Despite linguistic and religious differences between the two communities, one of the many things they have in common is their cuisine. One of the most famous Cypriot foods is the thick, squeaky cheese known as halloumi.


This shared history with halloumi has prompted an application for halloumi to be submitted for EU protection as an original product of Cyprus. The legal classification is called "protected designation of origin," and it means that only halloumi from Cyprus specifically would be recognized and allowed to be sold under that name in the EU. Cyprus has already been granted such protection for halloumi for sales in the US since the 1990s. No such protection has been granted yet by the EU, but that could soon change. The application names the product both halloumi and helim so that it includes both the Greek and Turkish names for the product, an effort to include both sides of the island under the protection and benefit everybody.

"It's important for us because it will help our business," says Gianakis Stefani. Gianakis and his wife Zoiro run a small family-owned cheese-making business in the village of Pachna, near the city of Limassol. Here, halloumi is made the traditional way, using goat's milk delivered every morning by local farmers. Gianakis says his creamery makes up to 500 kilograms of cheese every day; mostly halloumi, but also mizithra cheese and yogurt.


The traditional way that small dairy producers like Gianakis make halloumi differs somewhat from the way industrial-scale producers make the cheese. Traditional halloumi is made only with goat's milk, maybe mixed with some sheep's milk in certain cases, but larger producers include cow's milk as well due to its cost-effectiveness. The designation of halloumi does allow for the inclusion of cow's milk, but it's much to the dismay of smaller, traditional cheese-makers like Gianakis who consider it blasphemy. This discrepancy has caused failures to get the product registered in the past.


Nonetheless, producers large and small, Greek and Turkish, all stand to benefit from protected status, and overall hope it goes through as soon as possible.


To make traditional halloumi, the milk is first tested to be sure it is free of any antibiotics or other irregularities.
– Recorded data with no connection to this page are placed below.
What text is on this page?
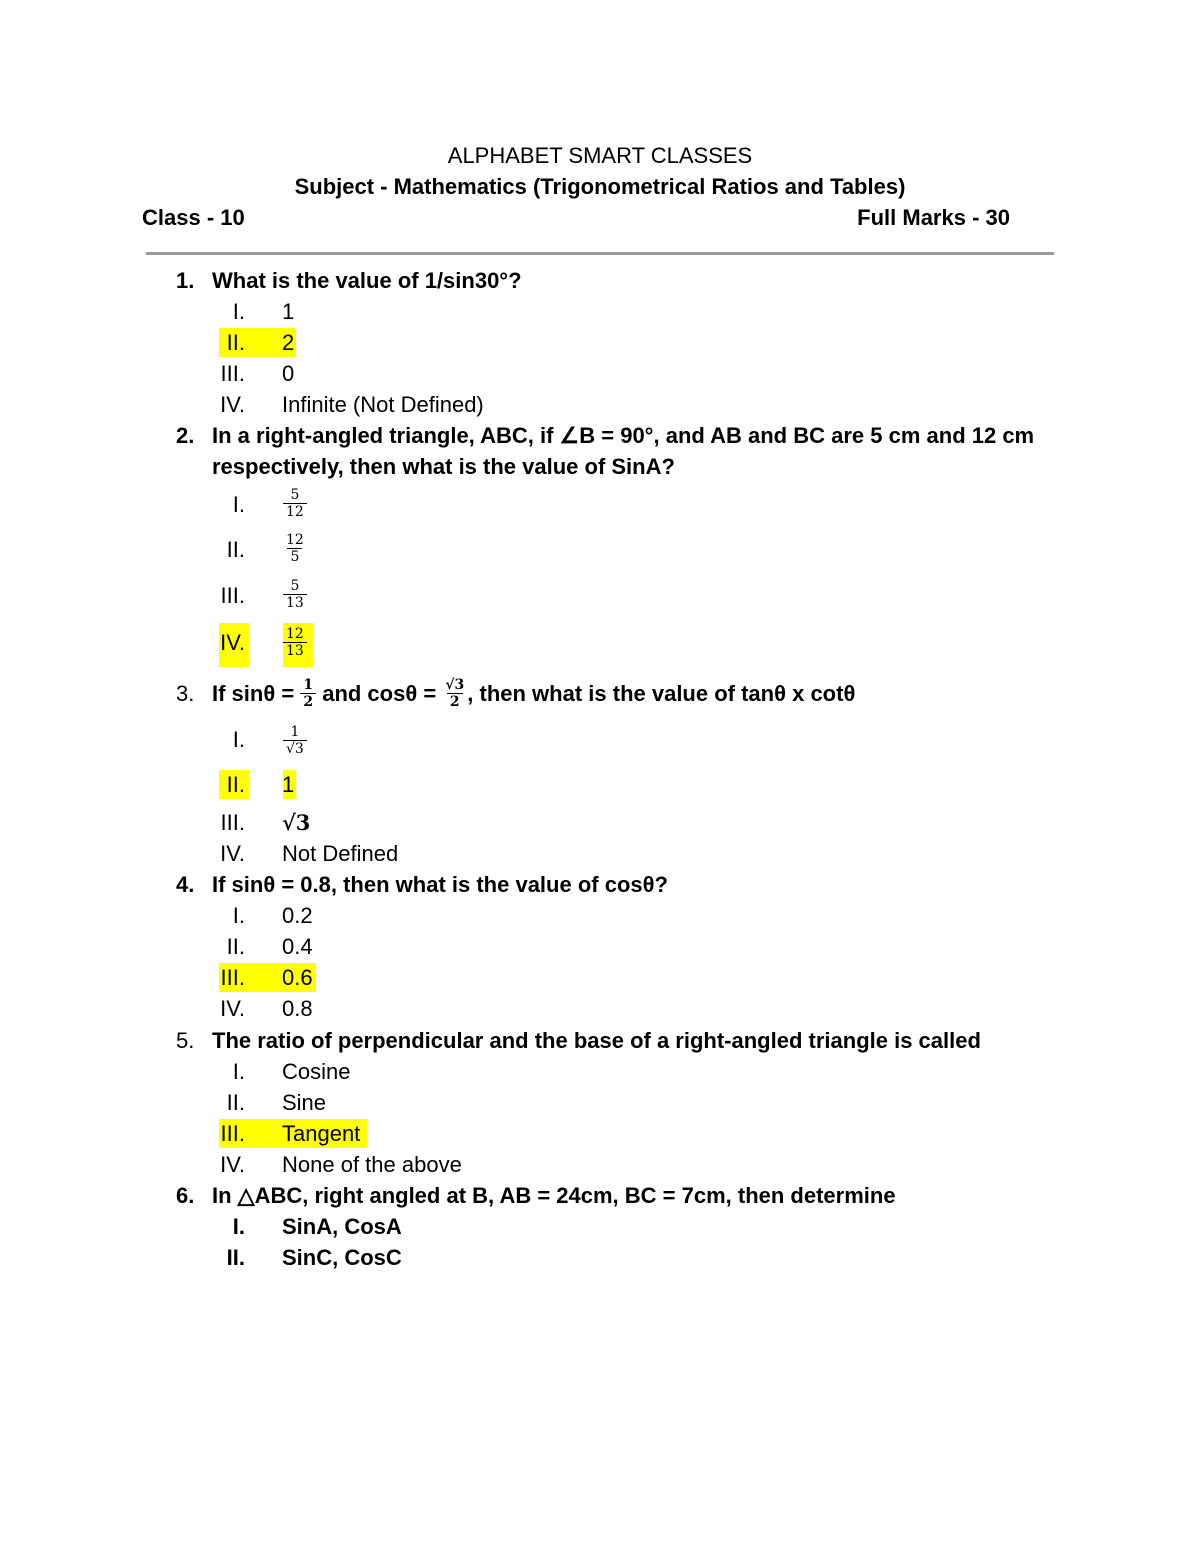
ALPHABET SMART CLASSES
Subject - Mathematics (Trigonometrical Ratios and Tables)
Class - 10	Full Marks - 30
1. What is the value of 1/sin30°?
I. 1
II. 2
III. 0
IV. Infinite (Not Defined)
2. In a right-angled triangle, ABC, if ∠B = 90°, and AB and BC are 5 cm and 12 cm respectively, then what is the value of SinA?
I.	$\frac{5}{12}$
II.	$\frac{12}{5}$
III.	$\frac{5}{13}$
IV.	$\frac{12}{13}$
3. If $\sin\theta = \frac{1}{2}$ and $\cos\theta = \frac{√3}{2}$ , then what is the value of tanθ x cotθ
I.	$\frac{1}{√3}$
II. 1
III. √3
IV. Not Defined
4. If sinθ = 0.8, then what is the value of cosθ?
I. 0.2
II. 0.4
III. 0.6
IV. 0.8
5. The ratio of perpendicular and the base of a right-angled triangle is called
I. Cosine
II. Sine
III. Tangent
IV. None of the above
6. In △ABC, right angled at B, AB = 24cm, BC = 7cm, then determine
I. SinA, CosA
II. SinC, CosC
It is then refrigerated and kept at 3 degrees Celsius until it can be poured into the boiler. The milk is heated to 35 to 40 degrees Celsius (95 to 104 degrees Fahrenheit), and salt and rennet—an enzyme derived from goats' stomachs—are added to make the cheese curd faster and give it more flavor. The mixture is then left to thicken for about an hour.
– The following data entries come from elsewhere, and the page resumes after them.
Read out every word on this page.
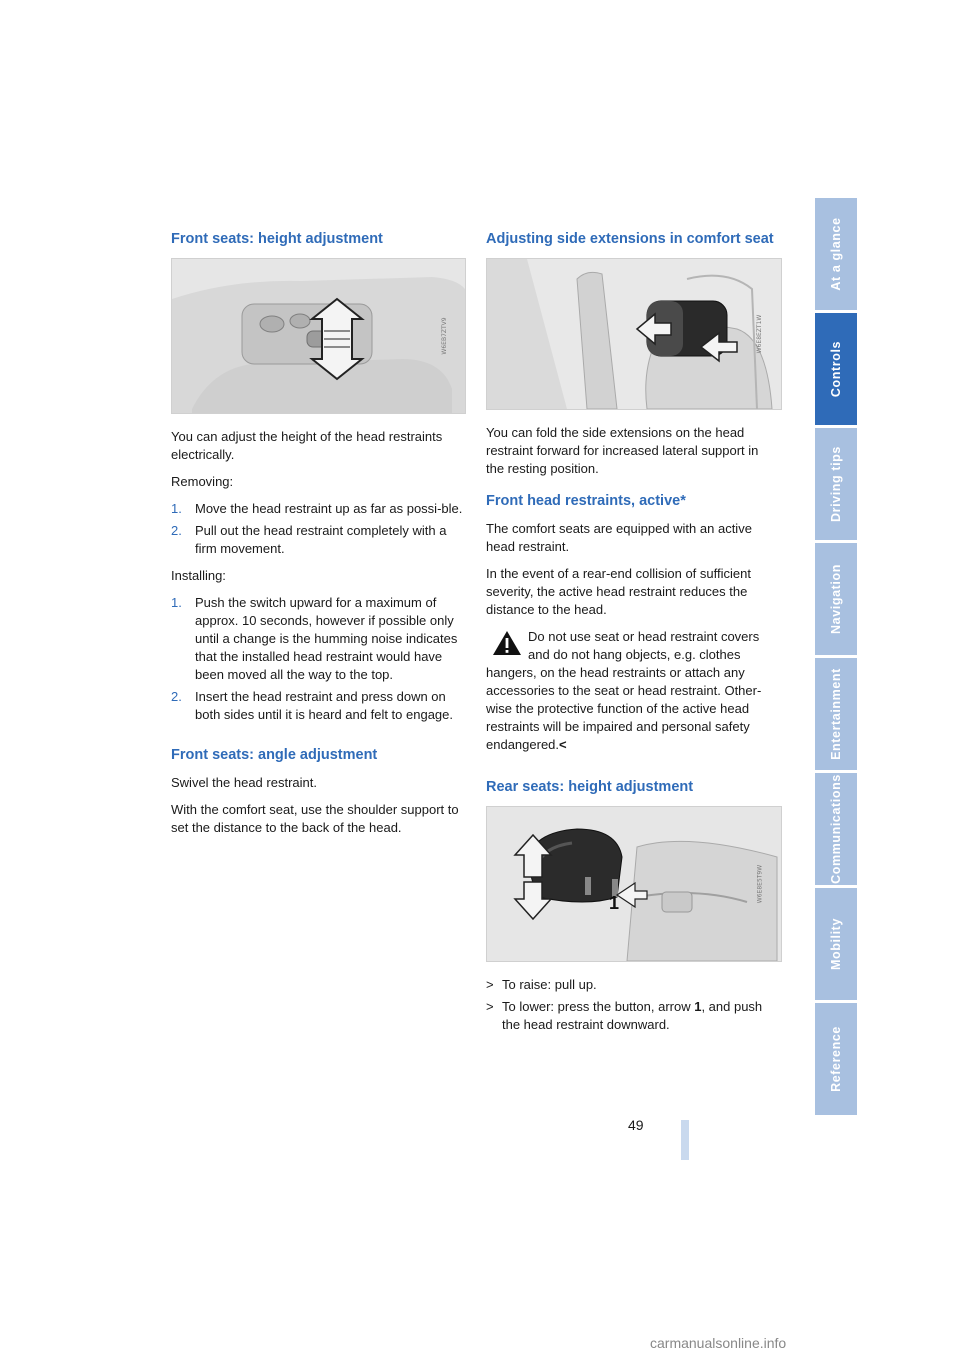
Front seats: height adjustment
W6EB7ZTV9

You can adjust the height of the head restraints electrically.

Removing:

1. Move the head restraint up as far as possi-ble.
2. Pull out the head restraint completely with a firm movement.

Installing:

1. Push the switch upward for a maximum of approx. 10 seconds, however if possible only until a change is the humming noise indicates that the installed head restraint would have been moved all the way to the top.
2. Insert the head restraint and press down on both sides until it is heard and felt to engage.
Front seats: angle adjustment

Swivel the head restraint.

With the comfort seat, use the shoulder support to set the distance to the back of the head.

Adjusting side extensions in comfort seat
W6E8EZT1W

You can fold the side extensions on the head restraint forward for increased lateral support in the resting position.

Front head restraints, active*

The comfort seats are equipped with an active head restraint.

In the event of a rear-end collision of sufficient severity, the active head restraint reduces the distance to the head.

Do not use seat or head restraint covers and do not hang objects, e.g. clothes hangers, on the head restraints or attach any accessories to the seat or head restraint. Other-wise the protective function of the active head restraints will be impaired and personal safety endangered.<
Rear seats: height adjustment
1	W6E8E5T9W
> To raise: pull up.
> To lower: press the button, arrow 1, and push the head restraint downward.
49
At a glance
Controls
Driving tips
Navigation
Entertainment
Communications
Mobility
Reference
carmanualsonline.info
After thickening, the halloumi is stirred vigorously until the curds can be scooped out and packed into containers to be molded into blocks. The molded pieces of halloumi are then put into a much hotter boiler, where the milk is cooked at 90 degrees Celsius (194 degrees Fahrenheit). When the blocks of halloumi are first put into the hot boiler, they sink to the bottom. But once they start floating to the top by themselves, they're ready. The blocks are removed, folded, and salted, then left to cool so that they can be packed and sent away (or if you're dying to dig in, you can do that at this point, too).


Halloumi is one of very few cheeses that can be prepared and eaten the very same day as the milk it's made from is delivered. It's delicious raw or barbecued, fried, or in a sandwich or a salad. It's no wonder that Cyprus is so proud of it.

The application for halloumi to get protected designation of origin status was submitted in July of 2014. It is not complete yet, but will be later this year should no third-party objections be raised.


The success of the PDO application would be a symbolic achievement for the divided nation at a time of renewed political will to reunite the two sides. Such an inclusive measure would increase cooperation between businesses on both sides and lay the groundwork for a more integrated economy.

Will this very Cypriot product reunite Cyprus and resolve the nation's internal divide? Probably not. The Cyprus question is still a complicated and contentious issue whose resolution has stumped even some of the most revered diplomats of all time. But what protected status for halloumi and helim can do is a provide a measure of mutual benefit for both communities to protect one of the most "Cypriot" products in the world, as it becomes even more popular with consumers outside the country.